A Multimodal Approach to Identifying Stormwater Pollutant Hotspots in Coastal Urban Watersheds
Kirker, Ashleigh N
Stormwater runoff is a primary concern for water quality in the Southeastern US and beyond. Surface water near the Charleston Harbor in SC is impaired by their low dissolved oxygen concentrations, and by urban contaminants flushed off of impervious surfaces of the nearby Charleston peninsula. The goal of this study is to create a methodology to determine the areas of highest concern for contaminating stormwater in Charleston. It was expected that landuse, antecedent rainfall, and traffic flow would be related to variations in contaminant concentrations, and allow us to pinpoint hotspots. We sampled stormwater over a sixteen month period to locate these contaminant hotspots. Enterococci, a fecal indicator bacteria, was measured with a nutrient indicator system. Common urban trace metals were determined with ICP-MS, and nutrients were quantified and tracked. Enterococci consistently exceeded USEPA guidelines by two orders of magnitude. The most important relationship involving enterococci in stormwater was not a spatial one, but involved antecedent rainfall; there is significantly more enterococci in stormwater when the three days before sampling had been relatively dry.
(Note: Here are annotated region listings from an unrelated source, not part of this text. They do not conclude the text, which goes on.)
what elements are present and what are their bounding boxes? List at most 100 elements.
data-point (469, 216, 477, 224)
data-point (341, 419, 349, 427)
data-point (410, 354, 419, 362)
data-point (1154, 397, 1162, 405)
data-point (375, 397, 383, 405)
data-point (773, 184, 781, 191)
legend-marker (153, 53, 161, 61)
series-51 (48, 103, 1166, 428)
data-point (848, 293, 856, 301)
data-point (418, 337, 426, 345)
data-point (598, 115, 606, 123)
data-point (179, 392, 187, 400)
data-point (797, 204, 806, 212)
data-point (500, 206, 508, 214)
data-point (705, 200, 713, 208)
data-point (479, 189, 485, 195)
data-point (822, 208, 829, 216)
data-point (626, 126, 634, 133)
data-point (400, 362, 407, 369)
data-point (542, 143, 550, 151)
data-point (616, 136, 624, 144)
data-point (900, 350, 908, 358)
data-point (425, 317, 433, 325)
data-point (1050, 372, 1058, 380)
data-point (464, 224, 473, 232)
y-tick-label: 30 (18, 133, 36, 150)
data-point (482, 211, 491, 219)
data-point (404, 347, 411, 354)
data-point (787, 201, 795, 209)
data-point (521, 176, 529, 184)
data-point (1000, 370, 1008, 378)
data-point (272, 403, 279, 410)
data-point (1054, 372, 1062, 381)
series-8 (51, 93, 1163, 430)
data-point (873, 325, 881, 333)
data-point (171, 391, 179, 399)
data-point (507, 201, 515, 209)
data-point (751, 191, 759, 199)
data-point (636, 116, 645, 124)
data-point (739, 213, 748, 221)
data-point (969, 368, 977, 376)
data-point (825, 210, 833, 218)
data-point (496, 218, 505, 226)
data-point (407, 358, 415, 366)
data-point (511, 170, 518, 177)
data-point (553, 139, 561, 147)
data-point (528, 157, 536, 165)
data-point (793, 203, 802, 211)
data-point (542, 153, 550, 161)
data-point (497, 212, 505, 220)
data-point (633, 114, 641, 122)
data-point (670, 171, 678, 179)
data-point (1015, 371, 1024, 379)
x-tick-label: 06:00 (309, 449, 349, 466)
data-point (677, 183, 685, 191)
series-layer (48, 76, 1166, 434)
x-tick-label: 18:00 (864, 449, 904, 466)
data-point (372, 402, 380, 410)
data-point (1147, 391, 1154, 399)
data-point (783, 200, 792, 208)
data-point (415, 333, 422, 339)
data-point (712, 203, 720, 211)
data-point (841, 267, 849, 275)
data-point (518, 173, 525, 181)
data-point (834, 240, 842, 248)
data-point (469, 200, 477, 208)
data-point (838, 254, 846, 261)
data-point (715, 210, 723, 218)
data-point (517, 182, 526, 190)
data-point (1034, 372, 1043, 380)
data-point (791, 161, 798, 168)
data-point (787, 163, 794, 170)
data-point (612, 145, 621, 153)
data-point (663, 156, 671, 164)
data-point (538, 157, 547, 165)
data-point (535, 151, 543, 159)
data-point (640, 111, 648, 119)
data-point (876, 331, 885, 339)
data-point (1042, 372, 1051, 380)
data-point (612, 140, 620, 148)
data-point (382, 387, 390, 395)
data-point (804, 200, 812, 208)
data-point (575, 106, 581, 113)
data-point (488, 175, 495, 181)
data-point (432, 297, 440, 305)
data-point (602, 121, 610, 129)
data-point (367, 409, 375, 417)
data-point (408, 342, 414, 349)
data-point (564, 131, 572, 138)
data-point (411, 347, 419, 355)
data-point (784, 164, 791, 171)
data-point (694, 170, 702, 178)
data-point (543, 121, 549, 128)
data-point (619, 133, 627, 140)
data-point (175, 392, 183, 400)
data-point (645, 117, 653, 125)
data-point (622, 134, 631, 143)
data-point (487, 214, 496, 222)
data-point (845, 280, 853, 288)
Most stormwater samples contained some of the nine trace metals, which were related to one another and to antecedent rainfall and traffic flow. Like enterococci, antecedent rainfall appears to relate to a decrease in metal concentrations, possibly because of a 'flushing out' effect. Cu, Ni, Pb, V, and Zn occur in high concentrations in areas of heavy traffic. A relationship was noted between residential landuse and nutrient concentration in runoff. Hotspots for stormwater contamination in Charleston are heavily trafficked roads (for Cu, Ni, Pb, V, and Zn) and dense residential areas for nutrients. Reduced contaminant concentrations are observed when there is significant antecedent rainfall. Sampling urban stormwater is an effective means of finding hotspots of primary concern for surface water quality. From a management perspective, this means that targeted practices can reduce contamination in runoff. Furthermore, this method allows the sources and hotspots of nominally nonpoint source pollutants to be determined.